Okay, getting all fetishistic about the colour blue might seem like a strange thing to be doing, given all the other options I have available to me, but I have become quite taken with the colour and its many uses and applications in Greece and on the island. Originally, I was only going to use one shade or hue of blue, but were just too many options and alternatives to that, so I have taken photographs of a wide range of objects and scenery. Even garden water pipes!

Image: Gardeners Blues

In the English language, blue may refer to the feeling of sadness [as in], "He was feeling blue". This is because blue was related to rain, or storms, and in Greek mythology, the god Zeus would make rain when he was sad (crying), and a storm when he was angry. Kyanos was a name used in Ancient Greek to refer to dark blue tile (in English it means blue-green or cyan). The phrase "feeling blue" is linked also to a custom among many old deepwater sailing ships. If the ship lost the captain or any of the officers during its voyage, she would fly blue flags and have a blue band painted along her entire hull when returning to home port. [Source: Wikepedia… ]


Ancient Greek apparently lacked a word for blue and Homer called the colour of the sea "wine dark", except that – as noted above – the word kyanos (cyan) was used for dark blue enamel.
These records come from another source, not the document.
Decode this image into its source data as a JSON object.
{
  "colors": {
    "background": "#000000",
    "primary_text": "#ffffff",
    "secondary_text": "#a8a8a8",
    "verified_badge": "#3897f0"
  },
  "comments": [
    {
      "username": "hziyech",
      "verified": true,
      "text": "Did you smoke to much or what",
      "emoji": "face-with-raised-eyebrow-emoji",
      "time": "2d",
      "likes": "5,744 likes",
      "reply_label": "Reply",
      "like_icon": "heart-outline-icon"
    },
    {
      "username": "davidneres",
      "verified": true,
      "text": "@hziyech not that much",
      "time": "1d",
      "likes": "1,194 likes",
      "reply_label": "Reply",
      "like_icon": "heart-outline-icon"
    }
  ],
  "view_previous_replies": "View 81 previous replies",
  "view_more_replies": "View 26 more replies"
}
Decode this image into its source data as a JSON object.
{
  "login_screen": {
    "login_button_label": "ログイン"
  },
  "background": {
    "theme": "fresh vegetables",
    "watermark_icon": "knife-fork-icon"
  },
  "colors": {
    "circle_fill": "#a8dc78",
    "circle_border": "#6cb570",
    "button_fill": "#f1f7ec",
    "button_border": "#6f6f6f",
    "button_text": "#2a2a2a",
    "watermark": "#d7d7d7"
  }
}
Blue is commonly used in the Western hemisphere to symbolize the male gender in contrast to pink which is used for females. And I’m sure most, if not all readers will be aware of the musical genre commonly referred to as the blues.

Image: Parking Blues

...

Back in 2009, Britain's Daily Telegraph in an article titled, Blue light 'makes you happy', reported on a study which showed that: "Despite the colour's gloomy connotations, exposure to blue light can increase confidence and boost happiness levels..."


The article goes on to say, "Researchers exposed a group of volunteers to a range of colours and lights. They found that blue and green made male subjects feel happier, while blue, purple and orange did the same for women." Also, "Blue and red improved confidence levels among men, while blue and purple were best in this respect for women…"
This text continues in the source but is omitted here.